MONTREAL (AFP) – Canadian aircraft and transport company Bombardier will cut 5,000 jobs globally and sell off its aging turboprop line in a bid to ”streamline” operations, the struggling firm announced Thursday.
The seven percent reduction of its workforce across the organization will occur over the next 12 to 18 months, while key aerospace engineering team members will be redeployed to its booming business jet segment.
The cuts will be concentrated in the aerospace business and will affect 3,000 workers in Canada, company spokesman Simon Letendre told AFP. Bombardier has had to slash more than 15,000 jobs in its aerospace and rail divisions around the world since 2015.
The Montreal-based group also announced the sale of ”non-core assets” totaling around US$900 million, including the Q Series medium range turboprop aircraft program and the de Havilland trademark, which was sold for some $300 million to a Canadian investment fund.
Flight simulator and training firm CAE, meanwhile, has agreed to pick up Bombardier’s business aircraft flight training segment, which is forecast to generate royalties of $800 million.
The restructuring announcement came as the company reported net income of $167 million in the third quarter, compared with a loss of $11 million a year earlier.
”We continue to make solid progress executing our turnaround plan,” Bombardier chief Alain Bellemare said of the restructuring effort.
”With today’s announcements, we have set in motion the next round of actions necessary to unleash the full potential of the Bombardier portfolio,” he said in a statement, adding that the firm ”will continue to be proactive in focusing and streamlining the organization.”
Speaking to analysts in a conference call, Bellemare was upbeat about the company’s prospects.

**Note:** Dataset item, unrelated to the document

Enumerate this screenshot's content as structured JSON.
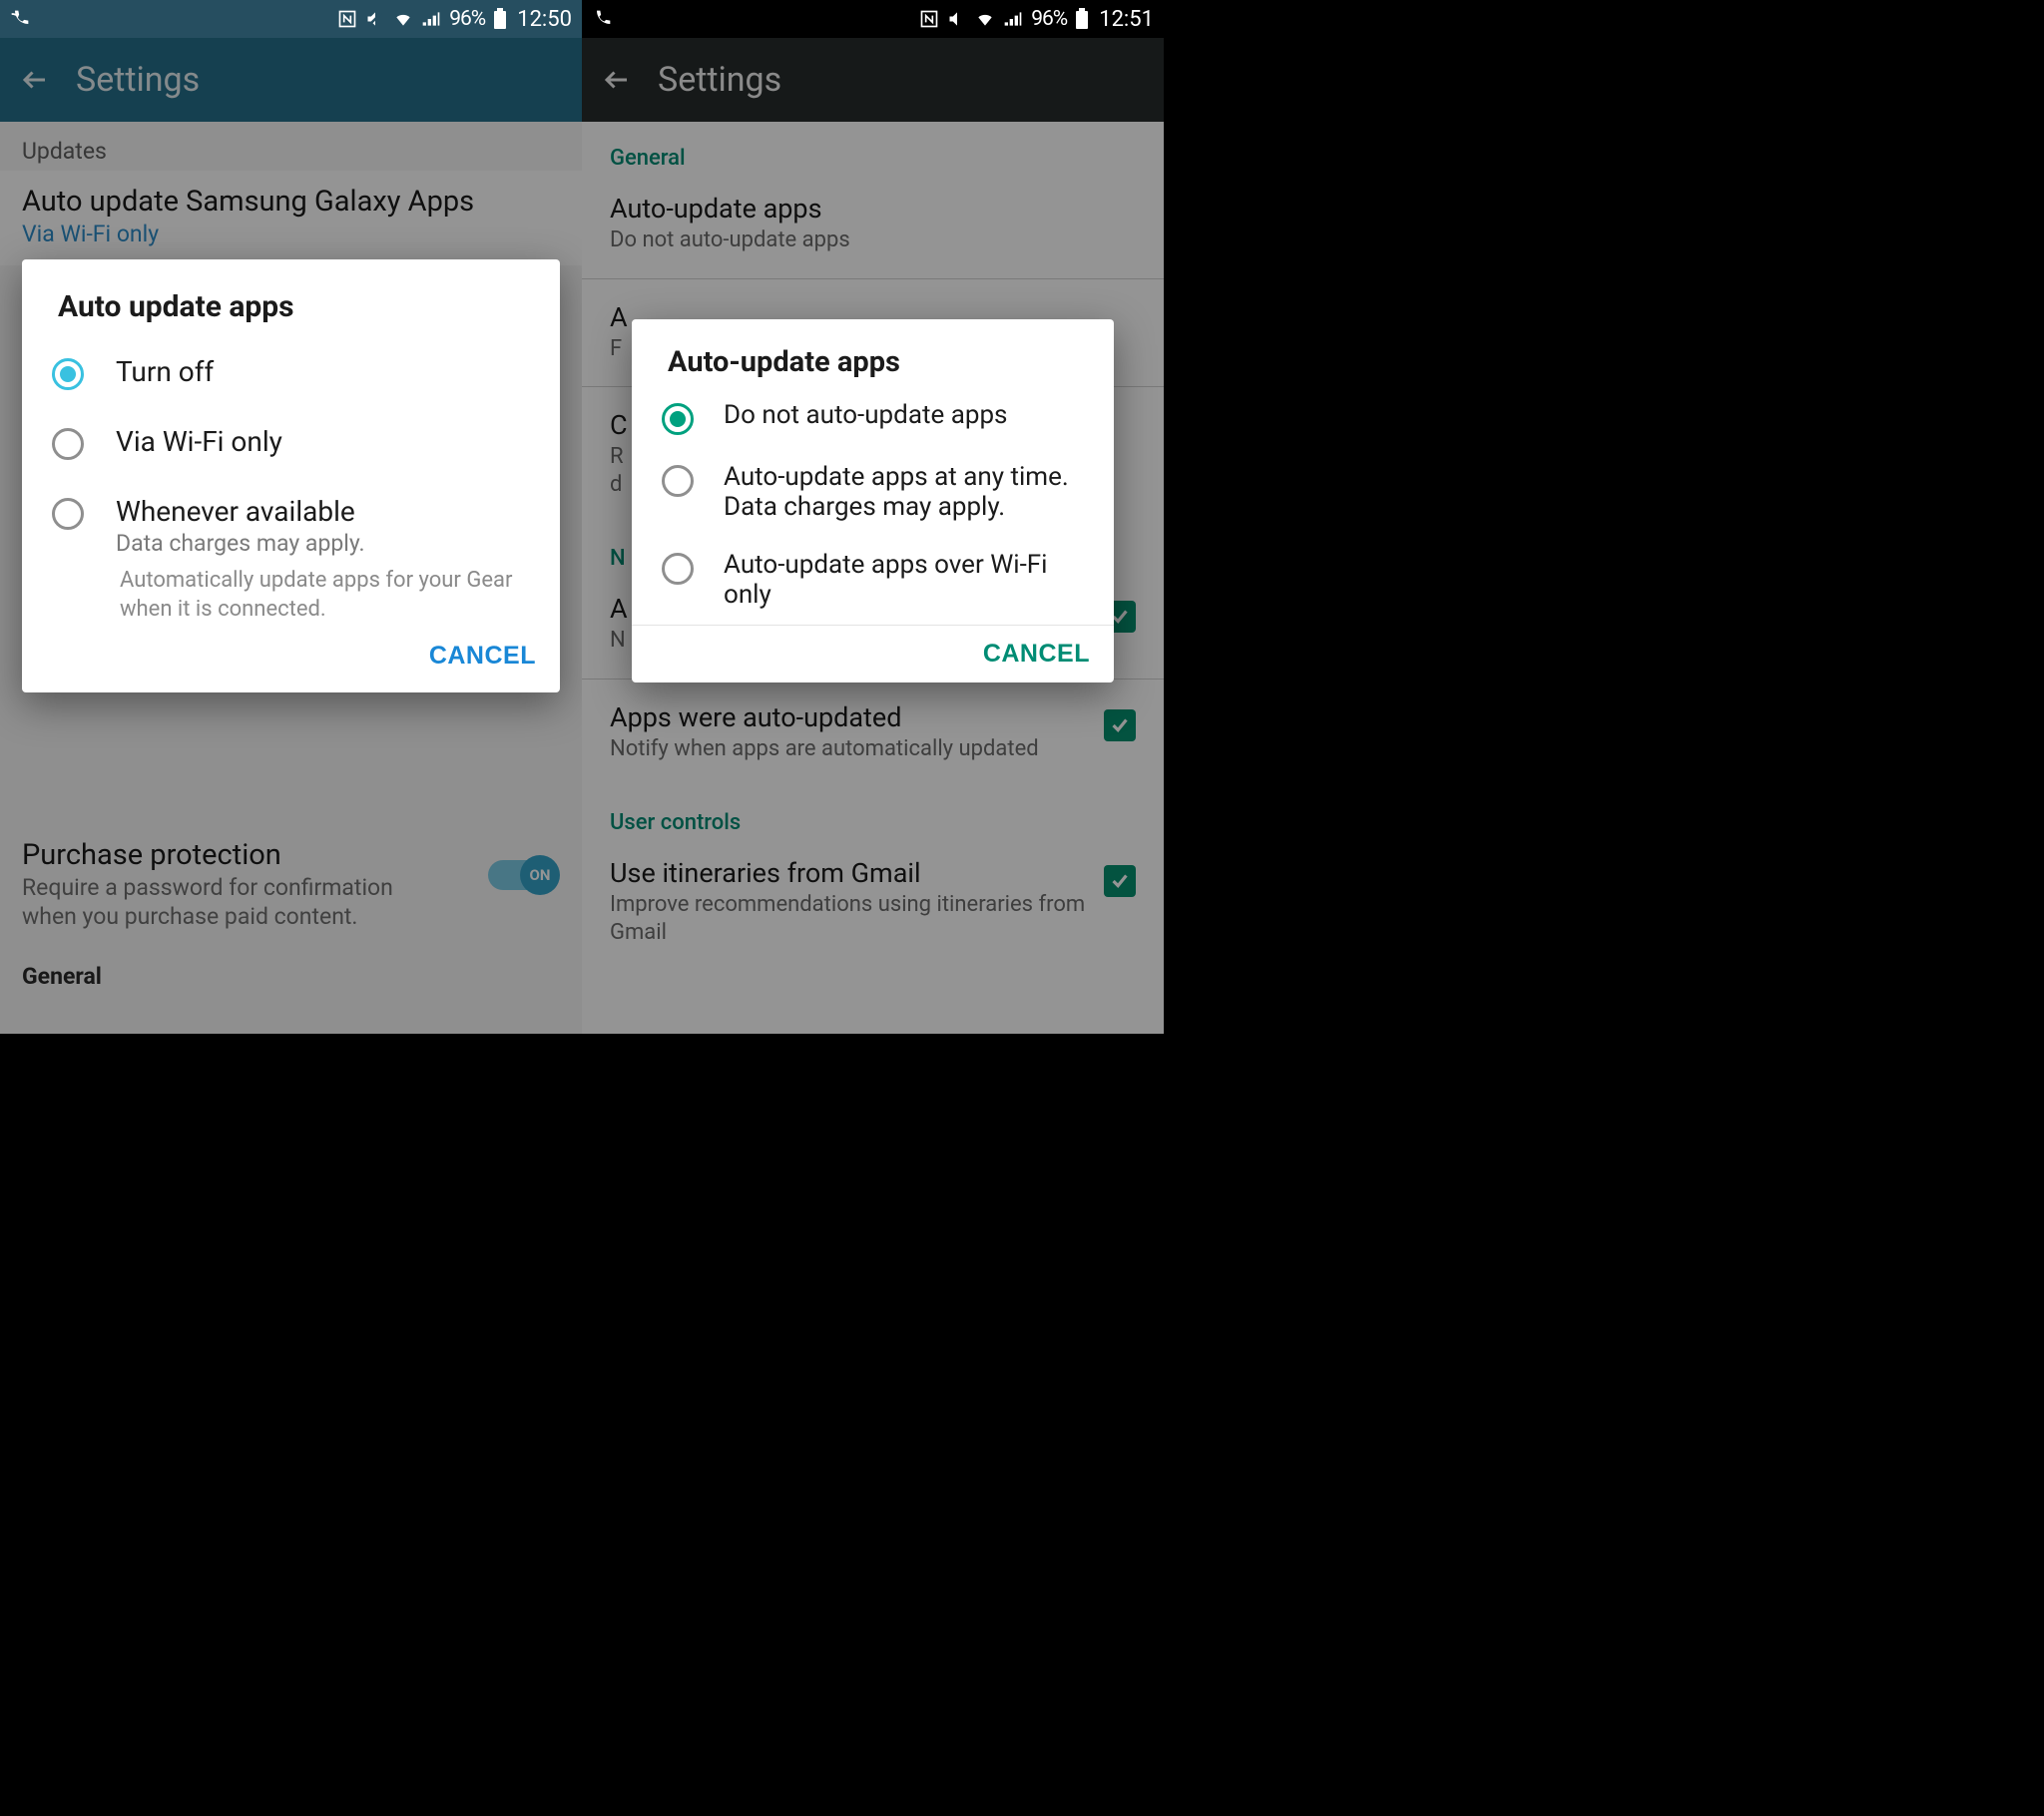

”We’re going through a major turnaround,” he said. ”And by and large, if you look at what we’ve done so far we positioned the company very well for the next phase.”
Renaud Gagne of Unifor, the union representing Canadian aerospace workers, however, warned that the layoffs ”send a worrisome message for the future of the industry.”
The decision to sell the Q Series line, Bellemare said, was made ”because we believe there is a better owner than us to keep this program going.”
He said he hoped ”to see more movement from suppliers to reduce costs” on its other regional aircraft line, the CRJ, noting that Bombardier continues to lose money on its manufacturing.
CRJ series and Q400 deliveries for the quarter had totaled only five aircraft, while net orders totaled 11.